As the functional requirements for integrated circuits have become more demanding, the requirements to be met by the clock controller module of the IC have become very stringent. A typical clock controller may be required to process the clocks from multiple PLLs, generate clocks for the core, bus master and slaves, and generate baud clocks for peripherals like USB, SSI, image processor, UART, multimedia card, camera sensor, GPS, etc. The clock controller must also control the clocks during Dynamic Voltage Frequency Scaler (DVFS) and low power modes, and generate chopped clock patterns for at-speed scan testing. In order to meet these demands, multiple clock dividers and multiplexers are used, such that traditional techniques used for clock balancing are impacting design time and chip performance.
FIG. 1 shows a typical clock tree of an integrated circuit 10. The circuit 10 includes multiple dividers, such as DVFS divider 12, core divider 14, Advanced High Performance Bus (AHB) divider 16, and IP divider 18. A test clock (test_clock) is multiplexed with the functional clocks (p110, p111, p112, and p113) via muxes 20, 24, 26, 28, 30 and 32. These muxes are used to differentiate between the functional clocks and the test clock before the respective clock dividers 12-18 for test purposes. The addition of so much test circuitry adds to the clock latency and power consumption, and also to the difficulty in balancing the clock latency, which increases the design cycle. Furthermore, bypassing of clock circuitry during scan makes it difficult to test the clock generation logic.
Referring to FIG. 2, a conventional clock divider circuit 40 used in an integrated circuit is shown. The clock divider circuit 40 includes first and second flip-flops 42 and 44, a plurality of buffers 46, and first and second selectors 48 and 50. An input clock signal, clock_in, is input to the clock divider circuit 40 and provided to the clock inputs of the first and second flip-flops 42 and 44, and also as a data input by way of a pair of the buffers 46 to the first selector 48. The other data input to the first selector 48 is the output of the second flip-flop 44, by way of a pair of the buffers 46. The data output of the first flip-flop 42 is provided, by way of a pair of the buffers 46, to the address or control input of the first selector 48. Thus, the first selector 48 outputs either a buffered clock signal or a divided clock signal. The second selector 50 receives as data inputs the output of the first selector 48 and a test_clock signal. One of the output signals of the first selector 48 and the test_clock signal are selected by the second selector 50 depending on a scan_mode signal. Thus, in scan mode, the test_clock is selected and in normal mode, the clk_out signal is selected.
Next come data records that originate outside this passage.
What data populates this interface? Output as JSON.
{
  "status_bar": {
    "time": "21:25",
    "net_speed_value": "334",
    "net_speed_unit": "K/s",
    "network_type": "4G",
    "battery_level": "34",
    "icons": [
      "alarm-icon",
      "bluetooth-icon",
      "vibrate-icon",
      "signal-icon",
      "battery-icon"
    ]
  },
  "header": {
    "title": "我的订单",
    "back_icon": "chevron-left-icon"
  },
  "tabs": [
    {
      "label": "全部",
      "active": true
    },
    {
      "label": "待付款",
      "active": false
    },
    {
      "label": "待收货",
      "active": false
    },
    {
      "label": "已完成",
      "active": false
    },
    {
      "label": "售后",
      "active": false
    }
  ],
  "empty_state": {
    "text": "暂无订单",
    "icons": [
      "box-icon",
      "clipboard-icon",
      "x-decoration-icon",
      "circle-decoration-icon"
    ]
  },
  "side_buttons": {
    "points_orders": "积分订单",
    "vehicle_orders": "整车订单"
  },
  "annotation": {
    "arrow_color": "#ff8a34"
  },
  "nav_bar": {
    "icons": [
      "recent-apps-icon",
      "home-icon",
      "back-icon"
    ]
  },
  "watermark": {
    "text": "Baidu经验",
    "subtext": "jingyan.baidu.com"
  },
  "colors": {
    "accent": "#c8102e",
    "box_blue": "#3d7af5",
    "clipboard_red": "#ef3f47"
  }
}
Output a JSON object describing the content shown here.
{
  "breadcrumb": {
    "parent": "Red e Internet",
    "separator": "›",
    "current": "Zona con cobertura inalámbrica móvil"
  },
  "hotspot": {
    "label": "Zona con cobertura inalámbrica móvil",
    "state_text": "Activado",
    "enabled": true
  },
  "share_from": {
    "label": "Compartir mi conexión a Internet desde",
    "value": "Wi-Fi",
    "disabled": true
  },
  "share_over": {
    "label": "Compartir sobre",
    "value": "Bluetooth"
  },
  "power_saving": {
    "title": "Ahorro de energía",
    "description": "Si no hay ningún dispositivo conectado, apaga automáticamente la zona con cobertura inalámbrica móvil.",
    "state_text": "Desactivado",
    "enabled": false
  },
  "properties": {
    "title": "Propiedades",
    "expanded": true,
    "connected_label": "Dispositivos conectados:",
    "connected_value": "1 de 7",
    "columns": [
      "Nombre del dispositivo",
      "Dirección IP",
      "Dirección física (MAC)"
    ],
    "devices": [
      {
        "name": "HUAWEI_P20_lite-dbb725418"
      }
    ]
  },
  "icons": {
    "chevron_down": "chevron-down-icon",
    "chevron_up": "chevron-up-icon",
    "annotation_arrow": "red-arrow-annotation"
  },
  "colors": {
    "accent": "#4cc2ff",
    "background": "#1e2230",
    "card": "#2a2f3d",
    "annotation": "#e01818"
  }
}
While the clock divider circuit 40 functions adequately, the second selector 50 increases clock latency. In addition, the test coverage afforded by the divider circuit 40 is less than adequate because the buffers 46 are bypassed. Thus, the buffers 46 and the first selector 48 are not testable.
It would be desirable, at least for components such as SOCs, to provide a clock divider circuit that is tested as comprehensively as possible.